The New Yorker's annual food issue (November 4, 2013) is out, and if you're a subscriber who received the issue and placed it directly on top of the other unread New Yorkers you have stacked neatly in your living room, maybe fish this one out and consider it prime bedtime reading material.

You might want to flip first to Lauren Collins's piece on the world of hot chili peppers, and the various attempts amongst “chiliheads” to one-up each other on the Scoville scale. Not only is the article somewhat timely given the current Sriracha saga (Collins notes that last year, Huy Fong Foods sold more than $60 million worth of the sauce), it also covers some fascinating ground, from gender politics (“Chili growing is to gardening as grilling is to cooking, allowing men to enter, and dominate, a domestic sphere without sacrificing their bluster”) to scandal (“Yes, Virginia! Peppers can be juiced!”).

Other pieces: Akhil Sharma's striking essay on food as symbols of emotional wounds; Dana Goodyear's consideration of why we eat some animals (cows, pigs) but not others (whale, horses); Jane Kramer's profile of Modena chef Massimo Bottura and Zadie Smith's comparison of the food delivery experiences in New York and London.

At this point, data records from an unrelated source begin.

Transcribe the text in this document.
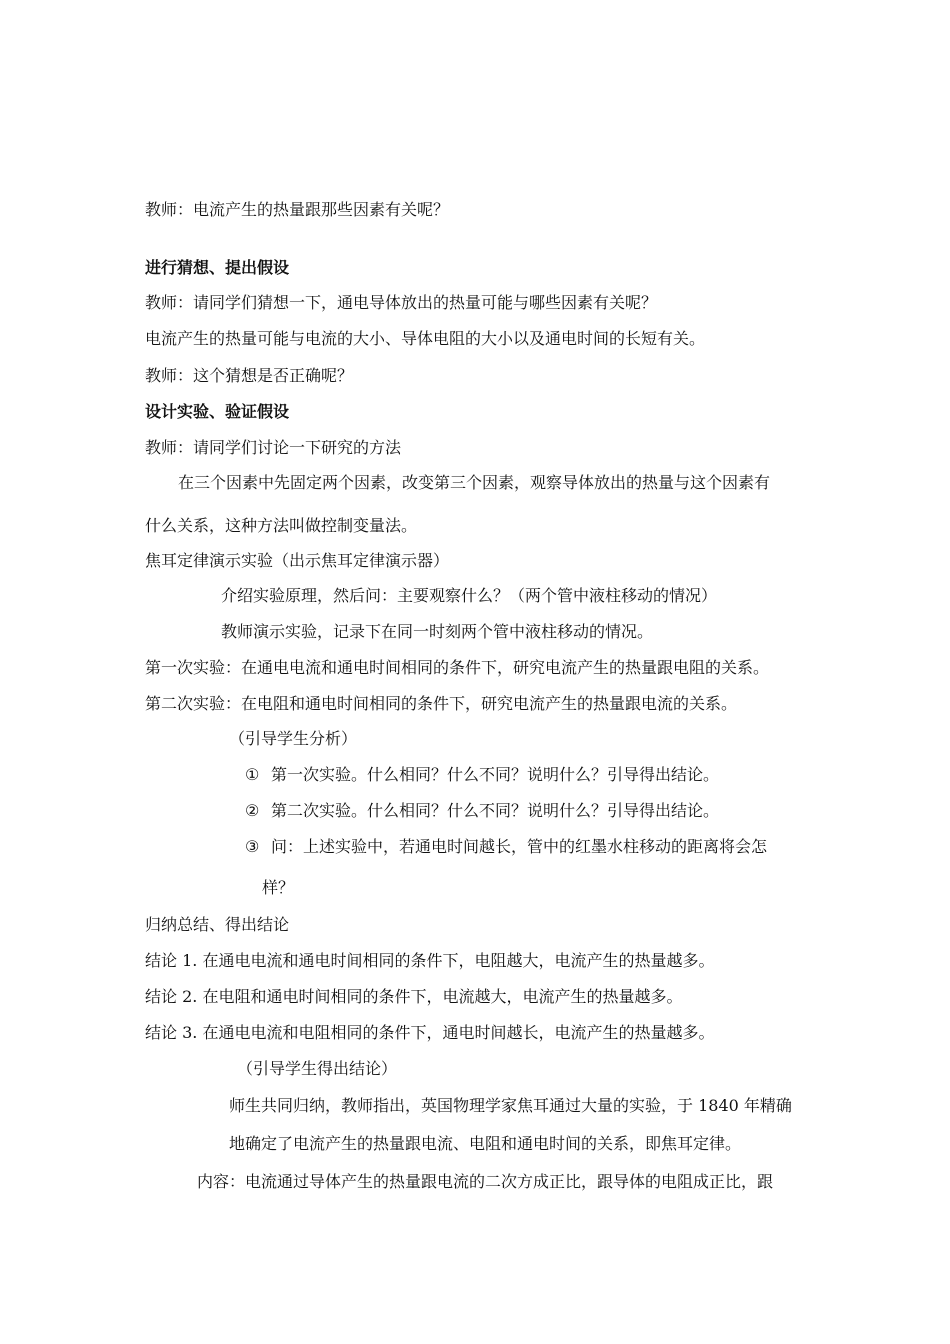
教师：电流产生的热量跟那些因素有关呢？
进行猜想、提出假设
教师：请同学们猜想一下，通电导体放出的热量可能与哪些因素有关呢？
电流产生的热量可能与电流的大小、导体电阻的大小以及通电时间的长短有关。
教师：这个猜想是否正确呢？
设计实验、验证假设
教师：请同学们讨论一下研究的方法
在三个因素中先固定两个因素，改变第三个因素，观察导体放出的热量与这个因素有
什么关系，这种方法叫做控制变量法。
焦耳定律演示实验（出示焦耳定律演示器）
介绍实验原理，然后问：主要观察什么？（两个管中液柱移动的情况）
教师演示实验，记录下在同一时刻两个管中液柱移动的情况。
第一次实验：在通电电流和通电时间相同的条件下，研究电流产生的热量跟电阻的关系。
第二次实验：在电阻和通电时间相同的条件下，研究电流产生的热量跟电流的关系。
（引导学生分析）
① 第一次实验。什么相同？什么不同？说明什么？引导得出结论。
② 第二次实验。什么相同？什么不同？说明什么？引导得出结论。
③ 问：上述实验中，若通电时间越长，管中的红墨水柱移动的距离将会怎
样？
归纳总结、得出结论
结论 1. 在通电电流和通电时间相同的条件下，电阻越大，电流产生的热量越多。
结论 2. 在电阻和通电时间相同的条件下，电流越大，电流产生的热量越多。
结论 3. 在通电电流和电阻相同的条件下，通电时间越长，电流产生的热量越多。
（引导学生得出结论）
师生共同归纳，教师指出，英国物理学家焦耳通过大量的实验，于 1840 年精确
地确定了电流产生的热量跟电流、电阻和通电时间的关系，即焦耳定律。
内容：电流通过导体产生的热量跟电流的二次方成正比，跟导体的电阻成正比，跟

If you don't have the issue, you'll find several of the above pieces online, plus a fun gallery of covers featuring “people dining out,” which includes a distinctive one from Ludwig Bemelmans. Consider it a pretty way to pass the time, at work, at home, during Clippers games. At least, when you're not watching Doc Rivers try to mount a defense. After all, that too is quite an art.